“High-quality beams can be produced not only in the first second, but also maintained indefinitely,” they said.
The new cooling system uses advanced structures and optimised gas flow to remove heat from inside the laser weapon, while minimising turbulence and vibration and improving mirror cleanliness.
It has the potential to significantly change the face of battle by extending engagement times, increasing range and damage, and reducing logistics and costs, according to the researchers.
Inside the laser weapon, a high-energy beam is generated through a process called stimulated emission. This involves exciting atoms or molecules in a gain medium, such as a crystal or gas, to a higher energy state.
When these excited atoms or molecules return to their ground state, they emit photons, which are then amplified through a process of optical feedback to create a high-energy laser beam.
The beam control system is responsible for directing and controlling the laser beam, typically through the use of mirrors and lenses.
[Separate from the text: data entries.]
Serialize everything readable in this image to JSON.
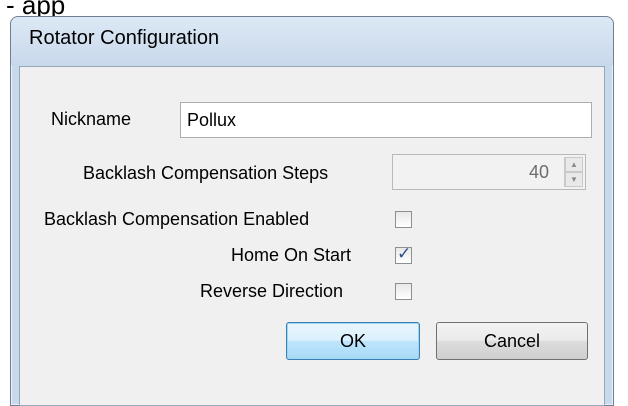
{
  "peek_text": "- app",
  "window": {
    "title": "Rotator Configuration"
  },
  "form": {
    "nickname_label": "Nickname",
    "nickname_value": "Pollux",
    "backlash_steps_label": "Backlash Compensation Steps",
    "backlash_steps_value": "40",
    "backlash_enabled_label": "Backlash Compensation Enabled",
    "backlash_enabled_checked": false,
    "home_on_start_label": "Home On Start",
    "home_on_start_checked": true,
    "reverse_direction_label": "Reverse Direction",
    "reverse_direction_checked": false
  },
  "buttons": {
    "ok_label": "OK",
    "cancel_label": "Cancel"
  },
  "icons": {
    "check": "✓",
    "spin_up": "▲",
    "spin_down": "▼"
  }
}
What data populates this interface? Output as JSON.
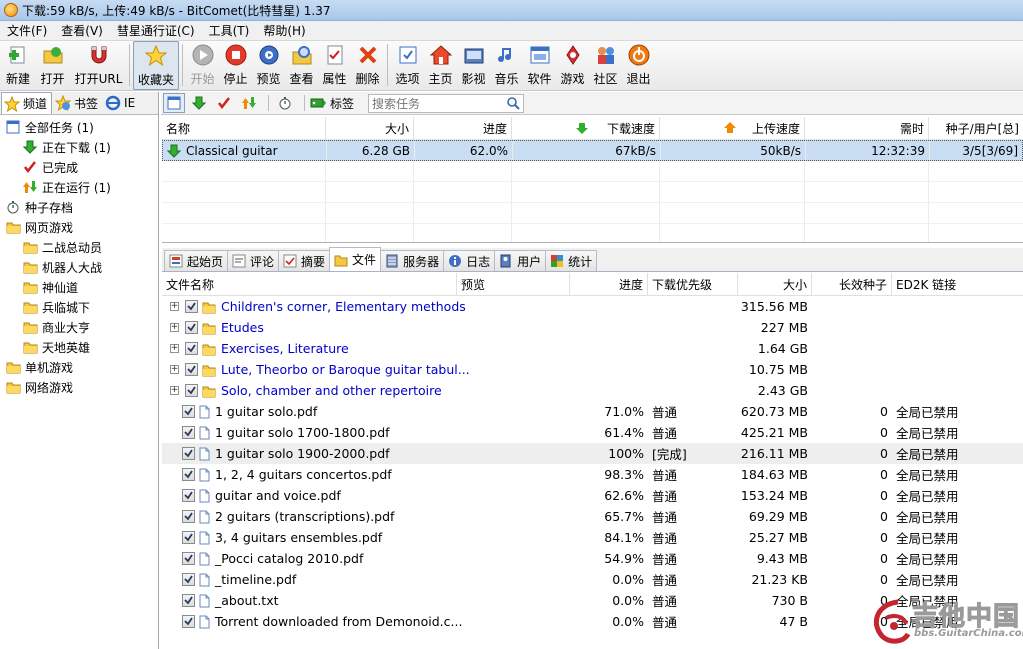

This system must be highly precise and stable, as even small deviations or vibrations can cause the beam to miss its designated course.
But as the laser beam passes through the air, it heats up the gas in its path, causing it to expand and create a turbulent flow.
This turbulence can cause the beam to scatter and distort, reducing its effectiveness and accuracy.
Additionally, the heated gas can cause the mirrors and lenses in the system to become contaminated, leading to a decline in performance and a shortened lifespan.
In some cases, larger pollutant particles burning on the mirrors can even result in them being cracked or damaged, greatly reducing the practicability and reliability of the high-energy laser weapons, according to the researchers.